Predicting Avalanche Season Ticket Renewal
Photo from milehighhockey.com
Authored by: Jeff Thomas
- The purpose of this project is to create a classification model to predict whether a current Avalanche season ticket holder will renew for next season. I will measure success of the model against the baseline (majority class) of 79.5%. I aim to give Kroenke Sports & Entertainment insights into which factors contribute the most to season ticket renewal, as well as offer a predictive model to help them better market to these valuable customers.
- Season ticket holders offer a unique source of revenue for sports teams. They offer an enormous upfront investment to the company. While they do not account for many of the customers, they do offer immense value. These customers tend to stay loyal, as long as they feel like they are getting a return on investment. These customers are more loyal to their brand than customers in other industries. Maintaining these assets, and obtaining more should be a major focus.
|id||int||contact ID number|
|seat_end||int||ending seat number|
|seat_start||int||beginning seat number|
|number_seats||int||number of seats|
|num_years||int||number of seats held|
|renewed||int||1 if the contact renewed, 0 if they did note renew|
|attendance||float||percent of games attended|
|performance||float||team overall performance|
|tix_num||int||number of tickets|
|distance||float||distance in miles from Pepsi center|
|multiple_sections||int||1 if contact had seats in multiple locations, 0 if only in one section|
|lower_level||int||1 if seats are in lower level|
|club_level||int||1 if seats in club level|
|upper_level||int||1 if seats in upper level|
|gender_num||int||0 if unknown gender, 1 if female, 2 if male|
|wins||int||number of wins for that season|
|ot_losses||int||number of losses in overtime|
|tenure||int||number of consecutive years holding season tickets|
|percent_total_used||float||percent of tickets used by contact or given away by contact|
|paid_in_full||int||1 if paid in full, 0 if not|
|flash_profit_loss||float||profit made by selling tickets|
Included in this repository:
- Jupyter Notebooks
- Season 5 cleaning
- All seasons cleaning
- Multiple Models
- csv with all posts
- presentation slides
- Data was obtained by Kroenke Sports & entertainment
- Raw data that was given was all tickets held by season ticket holders for seasons '14-'15,'15-'16,'16-'17,'17-'18,'18-'19. I began by aggregating all ticket data held by each contact for season '14-'15. I then created functions based on these methods to handle all seasons.
- Next I included season performance from www.hockey-reference.com for each season.
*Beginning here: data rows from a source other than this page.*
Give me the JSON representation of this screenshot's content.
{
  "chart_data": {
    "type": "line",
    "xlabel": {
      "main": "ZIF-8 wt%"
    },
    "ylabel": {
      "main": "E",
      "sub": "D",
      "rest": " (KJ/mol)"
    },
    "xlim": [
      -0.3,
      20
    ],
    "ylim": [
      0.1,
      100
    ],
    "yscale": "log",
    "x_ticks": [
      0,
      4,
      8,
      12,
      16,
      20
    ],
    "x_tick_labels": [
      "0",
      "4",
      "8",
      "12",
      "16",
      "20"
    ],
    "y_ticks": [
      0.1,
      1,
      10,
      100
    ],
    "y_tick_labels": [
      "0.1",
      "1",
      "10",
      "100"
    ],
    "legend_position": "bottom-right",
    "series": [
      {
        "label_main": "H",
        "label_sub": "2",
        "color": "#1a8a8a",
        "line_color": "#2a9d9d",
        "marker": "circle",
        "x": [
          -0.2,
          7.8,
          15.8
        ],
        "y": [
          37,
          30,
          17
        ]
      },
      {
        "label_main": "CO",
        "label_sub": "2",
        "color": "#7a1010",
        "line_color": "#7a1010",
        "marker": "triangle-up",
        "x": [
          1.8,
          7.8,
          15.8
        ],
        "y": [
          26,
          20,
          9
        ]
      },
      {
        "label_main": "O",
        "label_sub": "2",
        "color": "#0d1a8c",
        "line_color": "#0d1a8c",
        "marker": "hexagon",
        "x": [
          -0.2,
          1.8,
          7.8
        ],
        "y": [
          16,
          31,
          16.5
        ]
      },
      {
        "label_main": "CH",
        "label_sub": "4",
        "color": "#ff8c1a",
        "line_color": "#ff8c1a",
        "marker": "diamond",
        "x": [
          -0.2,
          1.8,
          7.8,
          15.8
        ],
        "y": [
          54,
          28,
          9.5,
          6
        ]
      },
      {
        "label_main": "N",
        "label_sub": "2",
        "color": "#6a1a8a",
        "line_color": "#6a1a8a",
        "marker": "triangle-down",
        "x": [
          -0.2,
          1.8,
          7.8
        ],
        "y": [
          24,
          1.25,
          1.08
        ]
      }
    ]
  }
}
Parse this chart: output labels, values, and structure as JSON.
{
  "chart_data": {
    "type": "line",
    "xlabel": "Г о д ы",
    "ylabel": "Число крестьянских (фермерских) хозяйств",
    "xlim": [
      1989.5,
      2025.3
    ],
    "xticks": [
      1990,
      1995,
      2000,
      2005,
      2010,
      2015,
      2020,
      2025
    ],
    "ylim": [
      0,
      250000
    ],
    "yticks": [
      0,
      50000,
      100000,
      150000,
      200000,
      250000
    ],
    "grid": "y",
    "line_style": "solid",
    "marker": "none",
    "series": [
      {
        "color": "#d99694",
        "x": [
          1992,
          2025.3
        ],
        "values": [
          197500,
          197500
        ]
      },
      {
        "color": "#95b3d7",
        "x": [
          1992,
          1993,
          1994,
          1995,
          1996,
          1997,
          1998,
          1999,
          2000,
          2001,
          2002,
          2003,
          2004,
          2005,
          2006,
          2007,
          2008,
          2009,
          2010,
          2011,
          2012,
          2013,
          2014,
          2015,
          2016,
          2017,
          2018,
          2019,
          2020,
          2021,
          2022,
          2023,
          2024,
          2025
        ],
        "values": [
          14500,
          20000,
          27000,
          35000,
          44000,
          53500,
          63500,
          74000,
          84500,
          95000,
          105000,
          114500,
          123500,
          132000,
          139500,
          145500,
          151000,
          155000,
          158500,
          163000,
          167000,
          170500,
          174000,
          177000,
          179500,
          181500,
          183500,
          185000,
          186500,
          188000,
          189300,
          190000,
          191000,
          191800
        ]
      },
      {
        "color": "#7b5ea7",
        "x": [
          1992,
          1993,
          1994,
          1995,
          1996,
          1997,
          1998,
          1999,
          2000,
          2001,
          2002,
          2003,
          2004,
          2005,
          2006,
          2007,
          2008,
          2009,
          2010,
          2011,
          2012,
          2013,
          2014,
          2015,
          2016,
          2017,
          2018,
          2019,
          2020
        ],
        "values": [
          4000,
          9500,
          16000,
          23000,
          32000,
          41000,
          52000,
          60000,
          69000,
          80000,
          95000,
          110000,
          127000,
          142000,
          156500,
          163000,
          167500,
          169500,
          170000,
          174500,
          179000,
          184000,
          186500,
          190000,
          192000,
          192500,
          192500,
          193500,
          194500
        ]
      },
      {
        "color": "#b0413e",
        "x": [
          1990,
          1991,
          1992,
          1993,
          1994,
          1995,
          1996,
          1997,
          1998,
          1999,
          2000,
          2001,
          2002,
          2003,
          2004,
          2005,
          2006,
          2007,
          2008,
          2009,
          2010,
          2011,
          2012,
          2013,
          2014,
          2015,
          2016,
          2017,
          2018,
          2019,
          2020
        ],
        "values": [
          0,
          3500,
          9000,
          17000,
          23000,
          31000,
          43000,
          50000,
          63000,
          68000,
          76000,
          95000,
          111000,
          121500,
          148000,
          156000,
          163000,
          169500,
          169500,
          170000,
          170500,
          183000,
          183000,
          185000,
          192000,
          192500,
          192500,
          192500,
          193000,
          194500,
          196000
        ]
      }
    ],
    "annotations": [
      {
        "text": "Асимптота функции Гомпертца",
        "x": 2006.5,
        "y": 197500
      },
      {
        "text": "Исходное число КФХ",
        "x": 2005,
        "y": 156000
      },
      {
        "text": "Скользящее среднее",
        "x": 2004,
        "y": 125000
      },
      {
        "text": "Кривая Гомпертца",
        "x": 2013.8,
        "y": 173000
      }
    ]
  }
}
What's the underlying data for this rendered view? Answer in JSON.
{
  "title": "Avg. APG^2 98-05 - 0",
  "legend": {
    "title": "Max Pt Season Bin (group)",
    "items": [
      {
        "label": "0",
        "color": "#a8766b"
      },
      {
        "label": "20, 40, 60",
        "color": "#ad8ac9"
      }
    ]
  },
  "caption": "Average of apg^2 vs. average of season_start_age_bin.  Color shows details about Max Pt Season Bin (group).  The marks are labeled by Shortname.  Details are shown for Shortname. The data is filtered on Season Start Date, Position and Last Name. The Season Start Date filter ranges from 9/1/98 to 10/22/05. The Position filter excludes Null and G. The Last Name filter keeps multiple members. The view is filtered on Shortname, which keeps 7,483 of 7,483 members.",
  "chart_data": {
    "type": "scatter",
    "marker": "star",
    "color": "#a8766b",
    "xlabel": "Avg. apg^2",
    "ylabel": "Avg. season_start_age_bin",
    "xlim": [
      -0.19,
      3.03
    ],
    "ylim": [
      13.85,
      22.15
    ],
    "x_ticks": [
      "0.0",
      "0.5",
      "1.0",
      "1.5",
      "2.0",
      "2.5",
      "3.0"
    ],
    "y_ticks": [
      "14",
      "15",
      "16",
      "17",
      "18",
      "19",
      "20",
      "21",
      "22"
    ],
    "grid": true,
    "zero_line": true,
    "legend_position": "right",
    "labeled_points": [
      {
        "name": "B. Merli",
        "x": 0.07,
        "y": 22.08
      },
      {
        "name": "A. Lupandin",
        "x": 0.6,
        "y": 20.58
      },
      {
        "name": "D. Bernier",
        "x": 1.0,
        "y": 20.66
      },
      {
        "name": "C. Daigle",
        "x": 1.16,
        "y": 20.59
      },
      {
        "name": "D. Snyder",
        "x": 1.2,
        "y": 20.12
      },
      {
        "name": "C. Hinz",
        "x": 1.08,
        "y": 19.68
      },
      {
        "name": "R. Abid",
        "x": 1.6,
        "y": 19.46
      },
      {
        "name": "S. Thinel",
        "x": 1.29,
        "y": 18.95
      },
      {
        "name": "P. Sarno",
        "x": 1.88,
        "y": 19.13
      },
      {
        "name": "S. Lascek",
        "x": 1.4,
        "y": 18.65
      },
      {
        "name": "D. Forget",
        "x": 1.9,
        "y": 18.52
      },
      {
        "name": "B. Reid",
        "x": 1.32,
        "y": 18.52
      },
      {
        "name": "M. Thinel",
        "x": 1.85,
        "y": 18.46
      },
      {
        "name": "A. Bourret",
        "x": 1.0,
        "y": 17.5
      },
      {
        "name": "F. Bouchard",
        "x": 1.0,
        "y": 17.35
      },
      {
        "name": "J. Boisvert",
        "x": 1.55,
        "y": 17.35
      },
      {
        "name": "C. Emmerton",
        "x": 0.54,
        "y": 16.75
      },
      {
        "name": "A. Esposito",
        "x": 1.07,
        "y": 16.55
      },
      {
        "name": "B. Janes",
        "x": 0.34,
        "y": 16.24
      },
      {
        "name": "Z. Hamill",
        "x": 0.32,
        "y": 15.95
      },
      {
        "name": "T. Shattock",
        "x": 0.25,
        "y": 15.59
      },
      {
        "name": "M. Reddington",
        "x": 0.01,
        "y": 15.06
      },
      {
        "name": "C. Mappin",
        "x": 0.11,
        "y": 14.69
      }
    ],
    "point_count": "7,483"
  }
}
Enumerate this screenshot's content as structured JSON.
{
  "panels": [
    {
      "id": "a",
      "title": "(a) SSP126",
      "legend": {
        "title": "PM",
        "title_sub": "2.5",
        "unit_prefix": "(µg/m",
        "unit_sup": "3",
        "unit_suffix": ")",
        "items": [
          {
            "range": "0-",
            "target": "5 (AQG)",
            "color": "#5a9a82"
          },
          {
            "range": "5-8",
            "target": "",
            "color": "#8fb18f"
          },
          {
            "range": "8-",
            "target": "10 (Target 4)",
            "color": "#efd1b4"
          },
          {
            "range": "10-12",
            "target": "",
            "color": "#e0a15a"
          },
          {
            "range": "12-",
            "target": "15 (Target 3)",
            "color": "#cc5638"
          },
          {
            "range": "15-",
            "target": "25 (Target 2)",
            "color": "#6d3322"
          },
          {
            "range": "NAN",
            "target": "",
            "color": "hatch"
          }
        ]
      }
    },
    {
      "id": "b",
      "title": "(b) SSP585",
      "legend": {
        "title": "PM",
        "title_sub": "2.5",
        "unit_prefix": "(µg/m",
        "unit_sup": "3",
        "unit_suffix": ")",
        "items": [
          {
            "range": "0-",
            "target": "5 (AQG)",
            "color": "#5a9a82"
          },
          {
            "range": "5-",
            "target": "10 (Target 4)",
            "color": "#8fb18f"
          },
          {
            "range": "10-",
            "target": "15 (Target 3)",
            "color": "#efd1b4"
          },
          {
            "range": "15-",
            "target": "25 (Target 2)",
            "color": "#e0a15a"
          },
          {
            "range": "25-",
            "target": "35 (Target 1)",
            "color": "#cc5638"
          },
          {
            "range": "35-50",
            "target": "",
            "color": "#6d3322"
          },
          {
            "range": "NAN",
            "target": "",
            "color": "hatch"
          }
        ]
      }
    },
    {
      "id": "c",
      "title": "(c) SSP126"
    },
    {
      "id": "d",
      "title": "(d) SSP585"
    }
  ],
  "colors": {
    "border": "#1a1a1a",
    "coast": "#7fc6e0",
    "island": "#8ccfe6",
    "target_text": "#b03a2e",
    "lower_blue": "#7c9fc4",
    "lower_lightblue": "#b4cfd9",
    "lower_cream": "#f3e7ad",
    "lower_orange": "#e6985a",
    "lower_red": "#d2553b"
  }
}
This included total points, wins, and overtime losses.
- I also included some additional contact info obtained from Kroenke, such as: percent of total tickets used, tenure, flash profit, and renewal for season '18-'19. This data was not attainable from the initial datasets.
- I then moved on to exploratory data analysis, looking at correlations and trends.
- Finally I created a few statistical models - Logistic Regression - Random Forest - Voting Classifier - Random Forest - Gradient Boost - ADABoost - Descision Tree - Neural Network
- I modeled using a training set of the first four seasons, testing on season '18-'19. This was my main method of modeling, as it is the most applicable, allowing Kroenke to predict next seasons renewals. These models performed at around 80-90% accuracy.
- I also tried modeling with randomly selected training and testing sets. These models performed significantly better (up to 98% accurate). However, these offered less value to the stake-holders.
- My majority class baseline score was about 79.5%.
- My best performing model gave me about 90% accuracy (when predicting next season).
- I was able to predict more accurately when randomly assigning testing and training sets.
- Some of the most important factors to season ticket renewal were: team performance, tenure, years holding season tickets, and distance from the Pepsi Center
- In further iterations of this project, I would like to have access to more demographic data for the customers. I would also like to include weather data, and revenue/pricing information. Also, more data from other seasons would help as well.
- I would recommend focusing on finding ways to decrease the burden of commuting to the Pepsi Center. I would also find ways to attract new season ticket holders, as they tend to stay loyal. Obviously the performance of the team is a more complicated matter, but it remains of the utmost importance.